I notice it, for instance, in the grocery store. Frequently, while moving through an aisle, I find myself behind someone who parks in the middle of the aisle and slows to a speed that I would describe as glacial, except that these days we are told that glaciers are melting a few feet per year, which makes them much faster than my shopping roadblock.
Eventually the puzzled shopper registers the collective death stare of the half-dozen shoppers he has trapped, looks up, and is surprised to discover that other people are shopping in the store! Imagine. And many of them want to use the very same aisle!!
I can actually sympathize a bit. Many’s the time I have found myself transfixed by a particularly lovely piece of packaging (fruit and pasta are both delightfully arty). Since my son began his side-career in late-night grocery stocking, I have learned a certain professional appreciation for a good facing job (Facers are like little grocery store elves who toddle into the store in the dead of night to make sure that each shelf presents a full and lined-up front that hides gappage behind it; facing is a sort of consumer-based sculpture that captures the battle between chaos and order, human accomplishment and existential angst, oreos and fig newtons. When you decide you won’t buy the cheesy puffs after all, and stick them in between packages of soap, you’re making work for some facer).
At any rate, I can see how grocery displays might lead one to absently forget about the traffic around. But then I meet the surprised people in the check-out line. These are the folks who are, apparently, surprised that food costs money! They unload their food, watch the checker ring it up, and then, only after the checker has announced that the customer will, in fact, be asked to pay for the food, does the customer begin to consider how the transaction might be completed. Does she have money in her purse? Might she write a check, or could this be a plastic kind of evening?
It’s a suspenseful moment, best appreciated by people in line who had no hopes of going anywhere soon. I pass it by imagining the conversation later at home. “Yes, dear, I got groceries. I thought I might not have to get out money this time, but it turned out they charged me for the food again!”
Probably the biggest class of surprised people are the folks who are constantly surprised to discover that they are not the only human beings in the world.
Grocery stores, the mall, the highway—you can find them everywhere, acting as if it had never occurred to them that they might be sharing space with other slices of humanity.
You can find a full herd of them in just about any school parking lot at the end of a sports event or other post-scholastic activities, bobbing and weaving and honking and being rather surprised that they are not the only person there to pick up Junior. Other people want to drive past the school entrance? I should park my limited edition custom land cruiser athwart the traffic lane? That’s just crazy!
Some people manage to be surprised by the events that unfold in front of them. The best way to experience this sort of surprise is to simply ignore history. It took a real willful ignorance of history (both Iraq’s and our own) to be surprised by the hash of events in the Persian Gulf and the failure of USA style democracy to quickly take root and bloom.
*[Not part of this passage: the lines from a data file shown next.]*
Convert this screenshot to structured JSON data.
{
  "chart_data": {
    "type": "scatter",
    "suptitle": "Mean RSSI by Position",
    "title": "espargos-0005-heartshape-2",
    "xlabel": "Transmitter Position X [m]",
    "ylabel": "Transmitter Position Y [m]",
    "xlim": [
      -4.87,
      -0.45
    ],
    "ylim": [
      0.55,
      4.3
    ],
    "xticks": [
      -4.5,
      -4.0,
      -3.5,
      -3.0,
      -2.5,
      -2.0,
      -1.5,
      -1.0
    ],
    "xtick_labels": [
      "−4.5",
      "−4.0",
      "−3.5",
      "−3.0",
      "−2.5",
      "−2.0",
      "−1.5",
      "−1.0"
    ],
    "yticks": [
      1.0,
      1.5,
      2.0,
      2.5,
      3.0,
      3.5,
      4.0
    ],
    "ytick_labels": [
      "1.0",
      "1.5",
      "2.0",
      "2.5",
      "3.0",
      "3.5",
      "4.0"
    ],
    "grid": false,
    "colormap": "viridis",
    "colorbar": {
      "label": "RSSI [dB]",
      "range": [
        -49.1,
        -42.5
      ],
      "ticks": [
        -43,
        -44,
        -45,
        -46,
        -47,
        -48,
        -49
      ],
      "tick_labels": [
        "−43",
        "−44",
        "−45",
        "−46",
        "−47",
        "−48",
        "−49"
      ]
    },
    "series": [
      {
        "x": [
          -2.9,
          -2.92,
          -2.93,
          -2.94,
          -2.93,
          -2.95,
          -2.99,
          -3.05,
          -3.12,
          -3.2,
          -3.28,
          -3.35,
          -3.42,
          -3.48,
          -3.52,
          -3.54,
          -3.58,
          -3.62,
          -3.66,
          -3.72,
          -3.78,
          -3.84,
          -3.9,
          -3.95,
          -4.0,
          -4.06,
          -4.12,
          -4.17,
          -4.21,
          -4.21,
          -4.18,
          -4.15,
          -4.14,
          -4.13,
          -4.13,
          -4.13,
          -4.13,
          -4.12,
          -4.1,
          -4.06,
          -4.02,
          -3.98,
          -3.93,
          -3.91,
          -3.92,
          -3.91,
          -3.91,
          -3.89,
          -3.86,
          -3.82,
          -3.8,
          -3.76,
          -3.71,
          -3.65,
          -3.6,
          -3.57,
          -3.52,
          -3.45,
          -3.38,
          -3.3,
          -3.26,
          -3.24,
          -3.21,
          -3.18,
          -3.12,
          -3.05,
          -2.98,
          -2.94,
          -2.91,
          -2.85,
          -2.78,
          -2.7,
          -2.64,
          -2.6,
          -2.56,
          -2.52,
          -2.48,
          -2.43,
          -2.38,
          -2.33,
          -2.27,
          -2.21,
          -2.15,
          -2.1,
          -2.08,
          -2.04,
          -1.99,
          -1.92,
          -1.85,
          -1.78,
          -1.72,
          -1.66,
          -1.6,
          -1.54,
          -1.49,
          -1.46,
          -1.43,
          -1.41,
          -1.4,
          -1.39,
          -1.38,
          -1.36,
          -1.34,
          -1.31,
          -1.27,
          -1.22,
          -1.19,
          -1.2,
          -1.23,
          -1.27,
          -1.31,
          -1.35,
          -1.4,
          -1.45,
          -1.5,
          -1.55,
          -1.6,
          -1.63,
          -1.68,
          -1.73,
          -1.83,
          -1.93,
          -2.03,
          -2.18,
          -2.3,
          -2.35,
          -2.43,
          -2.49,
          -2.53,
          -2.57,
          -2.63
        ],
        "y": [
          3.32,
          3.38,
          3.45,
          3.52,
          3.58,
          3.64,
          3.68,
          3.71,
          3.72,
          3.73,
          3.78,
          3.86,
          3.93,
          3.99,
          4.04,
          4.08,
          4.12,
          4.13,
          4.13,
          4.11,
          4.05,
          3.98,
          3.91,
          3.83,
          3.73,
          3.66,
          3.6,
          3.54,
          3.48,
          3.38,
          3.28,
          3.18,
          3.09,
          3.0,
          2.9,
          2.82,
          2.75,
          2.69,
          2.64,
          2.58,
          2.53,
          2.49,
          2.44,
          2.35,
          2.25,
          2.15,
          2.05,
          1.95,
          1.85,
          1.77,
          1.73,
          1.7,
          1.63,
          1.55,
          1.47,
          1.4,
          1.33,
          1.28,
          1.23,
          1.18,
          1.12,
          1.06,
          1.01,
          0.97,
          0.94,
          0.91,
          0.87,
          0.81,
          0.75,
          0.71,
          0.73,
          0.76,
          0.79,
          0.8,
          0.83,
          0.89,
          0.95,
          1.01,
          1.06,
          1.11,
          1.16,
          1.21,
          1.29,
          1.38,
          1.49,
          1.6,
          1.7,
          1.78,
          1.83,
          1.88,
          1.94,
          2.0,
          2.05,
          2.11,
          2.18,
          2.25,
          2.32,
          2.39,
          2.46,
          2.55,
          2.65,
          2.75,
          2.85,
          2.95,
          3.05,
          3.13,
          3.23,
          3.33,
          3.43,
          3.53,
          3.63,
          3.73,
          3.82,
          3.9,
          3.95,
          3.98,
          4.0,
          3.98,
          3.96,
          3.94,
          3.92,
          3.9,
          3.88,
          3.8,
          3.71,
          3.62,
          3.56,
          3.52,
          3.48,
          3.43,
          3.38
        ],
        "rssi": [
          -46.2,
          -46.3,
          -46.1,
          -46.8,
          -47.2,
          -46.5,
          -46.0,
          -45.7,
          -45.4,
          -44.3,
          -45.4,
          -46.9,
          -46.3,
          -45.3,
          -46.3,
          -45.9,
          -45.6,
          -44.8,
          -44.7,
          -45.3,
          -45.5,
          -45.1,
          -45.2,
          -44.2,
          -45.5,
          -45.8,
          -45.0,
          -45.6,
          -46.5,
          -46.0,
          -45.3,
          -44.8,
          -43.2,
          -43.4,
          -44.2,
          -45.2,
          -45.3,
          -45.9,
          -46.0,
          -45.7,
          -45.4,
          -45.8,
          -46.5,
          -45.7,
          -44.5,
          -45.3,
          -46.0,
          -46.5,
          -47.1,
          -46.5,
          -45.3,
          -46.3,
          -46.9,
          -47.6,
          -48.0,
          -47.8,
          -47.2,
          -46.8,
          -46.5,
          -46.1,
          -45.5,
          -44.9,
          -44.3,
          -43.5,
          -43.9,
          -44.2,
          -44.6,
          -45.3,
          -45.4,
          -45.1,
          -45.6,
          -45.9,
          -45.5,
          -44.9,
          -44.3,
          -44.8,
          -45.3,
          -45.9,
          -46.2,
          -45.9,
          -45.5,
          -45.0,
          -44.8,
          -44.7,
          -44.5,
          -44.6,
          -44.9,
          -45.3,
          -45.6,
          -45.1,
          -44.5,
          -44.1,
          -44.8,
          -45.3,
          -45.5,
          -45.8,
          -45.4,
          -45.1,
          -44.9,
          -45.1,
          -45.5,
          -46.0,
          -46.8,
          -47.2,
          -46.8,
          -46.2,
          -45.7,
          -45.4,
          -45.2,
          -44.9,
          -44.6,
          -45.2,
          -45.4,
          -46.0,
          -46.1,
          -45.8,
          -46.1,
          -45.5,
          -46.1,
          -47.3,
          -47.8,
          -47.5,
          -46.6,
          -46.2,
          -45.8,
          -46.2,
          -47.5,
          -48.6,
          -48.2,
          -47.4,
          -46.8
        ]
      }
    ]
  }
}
Likewise, one would think that local leaders, trying to accomplish anything quickly and quietly, could hardly be surprised that people A) catch on, B) jump to conclusions and C) become cranky. Nor could any of us be surprised any more than the result of some local crankiness is that some folks will hit the speed-dial code for their lawyer faster than a junk yard owner can yank his bad-mannered attack dog out of its shed.
I think we’ve all caught on to most of that. And yet, I can already smell the preamble to that inevitable moment when folks are shocked and surprised that Two Mile Run County Park & Cage Match ends up costing county taxpayers money. Surprise!